Open karenetheridge opened this issue 11 years ago • 12 comments

Re http://www.nntp.perl.org/group/perl.modules/2013/05/msg85885.html --

Is there any way we can make PAUSE not think that this code means it should attempt to index a 'string' package?

https://metacpan.org/source/ETHER/Package-Variant-1.001004/lib/Package/Variant.pm#L34

Can we use something like Module::Metadata to parse the .pm to extract 'package' keywords?

karenetheridge avatar May 06 '13 23:05 karenetheridge

Does this fool Module::Metadata? If not, then either PAUSE should start to use M::M or at least it should use an equivalent regex.

In this particular case, looking for qr/$PACKAGE\s+$NAME(?:\s+$STRICT_VERSION)?\s*[;|{]/ or so ought to do it. I.e. find the trailing semicolon or brace opening.

David

dagolden avatar May 07 '13 00:05 dagolden

The traditional way to avoid PAUSE's regex is to put a newline between the words "package" and "string".

You can also add a no_index entry for the string package in your META.json/yaml.

Ideally PAUSE gets better, but those are your accepted workarounds for now.

tsibley avatar May 07 '13 00:05 tsibley

Thomas Sibley [email protected] writes:

The traditional way to avoid PAUSE's regex is to put a newline between the words "package" and "string".

You can also add a no_index entry for the string package in your META.json/yaml.

Ideally PAUSE gets better, but those are your accepted workarounds for now.

Don't forget: if the META file has the provides section it is honoured!

andreas

andk avatar May 07 '13 03:05 andk

The package hiding trick does not really work here because Karen's problem comes from PAUSE finding what it thinks is a package name in an error message inside a string. The workaround would not be have the string '\s+package\h+\w' anywhere in your code, even as data. People are not going to avoid doing that because they don't expect PAUSE to look in data for code.

briandfoy avatar May 07 '13 17:05 briandfoy

it appears it may be just a typo in PAUSE's regex. It already looks for end of line or the semicolon, as in @dagolden's suggested regex, but instead of also looking for an opening brace it looks for a closing brace (introduced in 786d9c9): https://github.com/andk/pause/blob/master/lib/PAUSE/pmfile.pm#L225

@karenetheridge's particular false negative should be fixed if that closing brace is flipped to an opening one.

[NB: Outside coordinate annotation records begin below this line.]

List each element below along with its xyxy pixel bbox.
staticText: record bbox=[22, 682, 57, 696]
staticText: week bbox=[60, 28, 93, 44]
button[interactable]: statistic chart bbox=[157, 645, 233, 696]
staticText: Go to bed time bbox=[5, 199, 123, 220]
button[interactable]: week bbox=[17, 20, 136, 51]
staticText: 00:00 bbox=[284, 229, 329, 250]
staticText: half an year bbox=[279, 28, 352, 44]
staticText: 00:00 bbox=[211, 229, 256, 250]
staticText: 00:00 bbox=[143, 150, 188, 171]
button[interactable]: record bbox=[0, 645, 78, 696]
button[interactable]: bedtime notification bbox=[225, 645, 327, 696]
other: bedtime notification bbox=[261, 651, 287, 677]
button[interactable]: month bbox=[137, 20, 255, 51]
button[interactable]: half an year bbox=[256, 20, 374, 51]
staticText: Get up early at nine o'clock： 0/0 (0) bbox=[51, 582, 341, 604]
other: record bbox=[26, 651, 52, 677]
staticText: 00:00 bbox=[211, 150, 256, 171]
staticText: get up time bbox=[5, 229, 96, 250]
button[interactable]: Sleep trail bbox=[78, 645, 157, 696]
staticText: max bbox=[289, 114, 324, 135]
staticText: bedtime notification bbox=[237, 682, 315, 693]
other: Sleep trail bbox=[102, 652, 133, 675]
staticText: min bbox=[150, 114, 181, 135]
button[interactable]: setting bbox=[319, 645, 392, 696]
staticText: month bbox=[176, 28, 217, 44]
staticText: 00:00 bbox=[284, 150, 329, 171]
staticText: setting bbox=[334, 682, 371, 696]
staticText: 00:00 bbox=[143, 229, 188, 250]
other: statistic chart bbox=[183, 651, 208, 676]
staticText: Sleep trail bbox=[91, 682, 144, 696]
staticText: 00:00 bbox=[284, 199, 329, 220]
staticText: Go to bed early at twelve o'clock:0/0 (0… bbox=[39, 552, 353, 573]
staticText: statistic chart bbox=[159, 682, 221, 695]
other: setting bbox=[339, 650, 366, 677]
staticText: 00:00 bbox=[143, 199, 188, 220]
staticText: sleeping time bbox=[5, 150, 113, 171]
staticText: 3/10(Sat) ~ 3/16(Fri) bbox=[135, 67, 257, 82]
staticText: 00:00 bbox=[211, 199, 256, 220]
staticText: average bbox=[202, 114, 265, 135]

tsibley avatar May 07 '13 18:05 tsibley

The closing brace happens to be legal, but I would argue that {...; package foo} isn't likely to be a useful Perl construct, so it more likely to be a false positive.

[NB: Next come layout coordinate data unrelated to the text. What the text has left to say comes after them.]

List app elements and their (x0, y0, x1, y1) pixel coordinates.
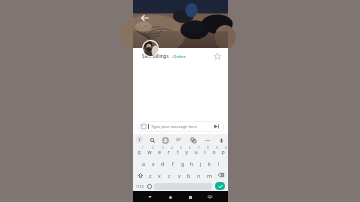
staticText: h (190, 160, 194, 167)
staticText: j (200, 160, 202, 167)
staticText: ?123 (136, 184, 144, 189)
staticText: Type your message here (151, 124, 197, 129)
button[interactable]: More options (203, 136, 211, 144)
staticText: n (197, 172, 201, 179)
staticText: Sam Billings (142, 53, 169, 59)
button[interactable]: l (214, 157, 223, 169)
staticText: t (177, 148, 179, 155)
staticText: 8 (207, 146, 209, 150)
button[interactable]: Hide keyboard (205, 192, 215, 202)
staticText: 4 (171, 146, 173, 150)
button[interactable]: m (204, 169, 214, 181)
button[interactable]: x (155, 169, 164, 181)
button[interactable]: s (148, 157, 158, 169)
button[interactable]: p (218, 145, 227, 157)
staticText: 5 (180, 146, 182, 150)
button[interactable]: Shift (134, 169, 146, 181)
button[interactable]: n (194, 169, 204, 181)
staticText: l (218, 160, 220, 167)
button[interactable]: Back (138, 11, 151, 24)
button[interactable]: w (144, 145, 154, 157)
button[interactable]: Recent apps (185, 192, 195, 202)
staticText: k (208, 160, 211, 167)
staticText: i (204, 148, 206, 155)
staticText: b (187, 172, 191, 179)
button[interactable]: q (134, 145, 144, 157)
button[interactable]: z (146, 169, 155, 181)
button[interactable]: v (174, 169, 184, 181)
button[interactable]: b (184, 169, 194, 181)
button[interactable]: r (164, 145, 173, 157)
button[interactable]: t (173, 145, 182, 157)
staticText: c (168, 172, 171, 179)
button[interactable]: Voice input (217, 136, 225, 144)
button[interactable]: k (205, 157, 214, 169)
staticText: - Online (171, 54, 186, 59)
staticText: 1 (142, 146, 144, 150)
staticText: q (137, 148, 141, 155)
button[interactable]: Translate (189, 136, 197, 144)
button[interactable]: Backspace (214, 169, 227, 181)
staticText: w (147, 148, 152, 155)
button[interactable]: e (154, 145, 164, 157)
staticText: 6 (189, 146, 191, 150)
button[interactable]: f (168, 157, 178, 169)
staticText: v (178, 172, 181, 179)
staticText: x (158, 172, 161, 179)
button[interactable]: Home (165, 192, 175, 202)
button[interactable]: Favorite (211, 50, 223, 62)
staticText: s (152, 160, 155, 167)
button[interactable]: Sam Billings (142, 48, 223, 64)
button[interactable]: Back (145, 192, 155, 202)
staticText: y (185, 148, 188, 155)
button[interactable]: Search (148, 136, 156, 144)
staticText: r (167, 148, 170, 155)
button[interactable]: Send message (215, 182, 225, 190)
staticText: 3 (162, 146, 164, 150)
button[interactable]: Send (213, 123, 220, 130)
staticText: a (142, 160, 145, 167)
button[interactable]: Expand toolbar (136, 136, 143, 143)
staticText: 0 (225, 146, 227, 150)
button[interactable]: ?123 (135, 182, 145, 190)
staticText: d (161, 160, 165, 167)
button[interactable]: GIF (174, 135, 183, 144)
button[interactable]: Type your message here (137, 121, 224, 132)
staticText: 7 (198, 146, 200, 150)
staticText: m (207, 172, 212, 179)
button[interactable]: j (196, 157, 205, 169)
button[interactable]: c (164, 169, 174, 181)
staticText: 2 (152, 146, 154, 150)
button[interactable]: u (191, 145, 200, 157)
staticText: g (181, 160, 185, 167)
staticText: f (172, 160, 174, 167)
staticText: GIF (176, 138, 181, 142)
staticText: z (149, 172, 152, 179)
staticText: o (212, 148, 216, 155)
button[interactable]: i (200, 145, 209, 157)
staticText: e (158, 148, 161, 155)
button[interactable]: g (178, 157, 187, 169)
staticText: 9 (216, 146, 218, 150)
button[interactable]: d (158, 157, 168, 169)
staticText: u (194, 148, 198, 155)
button[interactable]: h (187, 157, 196, 169)
button[interactable]: Profile photo (143, 41, 158, 56)
button[interactable]: Stickers (161, 136, 169, 144)
button[interactable]: y (182, 145, 191, 157)
staticText: p (221, 148, 225, 155)
button[interactable]: o (209, 145, 218, 157)
button[interactable]: a (138, 157, 148, 169)
button[interactable]: Emoji (145, 182, 154, 190)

We're in a twisty maze of heuristics here.

David

dagolden avatar May 07 '13 19:05 dagolden

@karenetheridge I just took a look at Module::Metadata. It uses the same static analysis approach as PAUSE and its regex is broken in ways I don't think PAUSE is (doesn't parse multiple package statements on a single line, for example). To use it for PAUSE, it'd need to be brought up to parity. A unified set of heuristics for finding packages would be nice! (As long as the needs of PAUSE and Module::Metadata remain the ~same.)

tsibley avatar May 07 '13 21:05 tsibley

I'm not convinced that PAUSE is de facto "right".

package Foo; package Bar; package Baz;

How likely is this to show up in actual code? Only Baz is operative.

I have no objections to reconsidering PAUSE's heuristics if we think we can make them better.

In this case, looking for "package NAME" followed by trailing semi or open brace, (or "package NAME VERSION") seems more likely to catch a "real" package declaration and not just any occurrence of 'package XXX' in the file

dagolden avatar May 07 '13 22:05 dagolden

@dagolden I agree with you.

Multiple useful package statements on the same line are possible, but I'd guess unlikely except in automatically "minified" code:

package Foo; sub foo { print "foo" } package Bar; sub bar { print "bar" };

package main;
Foo->foo;
Bar->bar;

tsibley avatar May 07 '13 22:05 tsibley

And even those have trailing semicolons. (note sure if Module::Metadata or PAUSE yet detect multiple package statements on a line in any case)

dagolden avatar May 07 '13 22:05 dagolden

The semicolons don't matter. What I was noting is that Module::Metadata won't detect Bar in my example above (I tested it), but PAUSE will (or should, I didn't test but inspected regex and surrounding code). It's a matter of how the start of the regex is anchored in each.

tsibley avatar May 07 '13 22:05 tsibley

I'm just noting a difference between Module::Metadata and current PAUSE, should the latter start using the former.